Because she wasn’t answering.

“You don’t know it, do you?”

“What kind of idiot do you think I am?” she snapped, voice still harsh and full of thorns. It didn’t cover up that she was stalling. Then, a few moments of silence later – “Jamal. You were really waiting for an answer?”

I didn’t say anything. She turned and walked away, clearly waiting for me to follow her. I didn’t want to, but I didn’t have much choice, did I? But I rested where I was for a moment, feeling… oh, I didn’t know. Sadness, or horror, or something in the middle.

I pulled out my phone, not really expecting much. To my surprise, though, it had service. “What on—” I muttered to myself – then kept myself quiet. Kiera didn’t need to know. I could figure out why later. No messages. Apparently nobody else knew, either.

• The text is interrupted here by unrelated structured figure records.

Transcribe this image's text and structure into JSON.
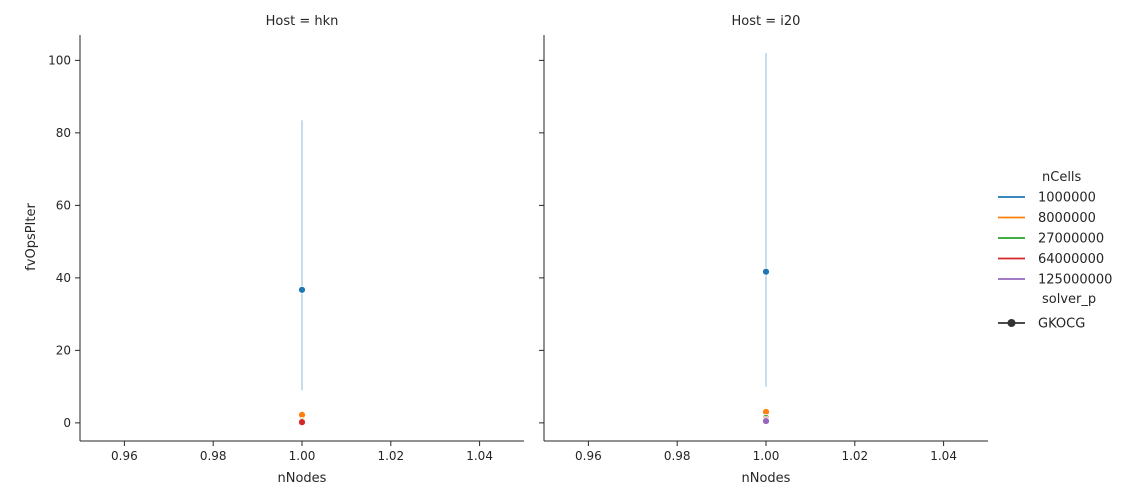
{
  "chart_data": {
    "type": "line",
    "facet_variable": "Host",
    "facets": [
      {
        "title": "Host = hkn",
        "xlabel": "nNodes",
        "ylabel": "fvOpsPIter",
        "series": [
          {
            "name": "1000000",
            "x": [
              1.0
            ],
            "y": [
              36.7
            ],
            "ci": [
              9,
              83.5
            ]
          },
          {
            "name": "8000000",
            "x": [
              1.0
            ],
            "y": [
              2.2
            ],
            "ci": [
              1.6,
              2.9
            ]
          },
          {
            "name": "27000000",
            "x": [
              1.0
            ],
            "y": [
              0.5
            ],
            "ci": [
              0.4,
              0.6
            ]
          },
          {
            "name": "64000000",
            "x": [
              1.0
            ],
            "y": [
              0.2
            ],
            "ci": [
              0.1,
              0.3
            ]
          }
        ]
      },
      {
        "title": "Host = i20",
        "xlabel": "nNodes",
        "ylabel": "",
        "series": [
          {
            "name": "1000000",
            "x": [
              1.0
            ],
            "y": [
              41.7
            ],
            "ci": [
              10,
              102
            ]
          },
          {
            "name": "8000000",
            "x": [
              1.0
            ],
            "y": [
              3.0
            ],
            "ci": [
              2.2,
              4.2
            ]
          },
          {
            "name": "27000000",
            "x": [
              1.0
            ],
            "y": [
              1.4
            ],
            "ci": [
              1.1,
              1.7
            ]
          },
          {
            "name": "64000000",
            "x": [
              1.0
            ],
            "y": [
              0.9
            ],
            "ci": [
              0.7,
              1.1
            ]
          },
          {
            "name": "125000000",
            "x": [
              1.0
            ],
            "y": [
              0.5
            ],
            "ci": [
              0.3,
              0.7
            ]
          }
        ]
      }
    ],
    "xlim": [
      0.95,
      1.05
    ],
    "ylim": [
      -5,
      107
    ],
    "xticks": [
      "0.96",
      "0.98",
      "1.00",
      "1.02",
      "1.04"
    ],
    "xtick_values": [
      0.96,
      0.98,
      1.0,
      1.02,
      1.04
    ],
    "yticks": [
      "0",
      "20",
      "40",
      "60",
      "80",
      "100"
    ],
    "ytick_values": [
      0,
      20,
      40,
      60,
      80,
      100
    ],
    "grid": false,
    "legend": {
      "placement": "right",
      "hue_title": "nCells",
      "hue_entries": [
        {
          "label": "1000000",
          "color": "#1f77b4"
        },
        {
          "label": "8000000",
          "color": "#ff7f0e"
        },
        {
          "label": "27000000",
          "color": "#2ca02c"
        },
        {
          "label": "64000000",
          "color": "#d62728"
        },
        {
          "label": "125000000",
          "color": "#9467bd"
        }
      ],
      "style_title": "solver_p",
      "style_entries": [
        {
          "label": "GKOCG",
          "color": "#333333",
          "marker": "circle"
        }
      ]
    }
  }
}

I scrolled through to find Jaylie’s number.

JAMAL: Important question.

JAMAL: Howd you know you were a system?

Let her believe any reason she wanted for why I was asking. Hell, maybe the little ‘service’ bar was lying to me, and she’d never see it at all. But everybody kept telling me how observant I was, and more than once, I’d felt like I was talking to two different people over the course of minutes or seconds. Now, after talking to Jaylie and the crowd that lived in her head with her…

…what if I was right?

More importantly, I thought, nerves prickling over my jaw, does Kiera even know?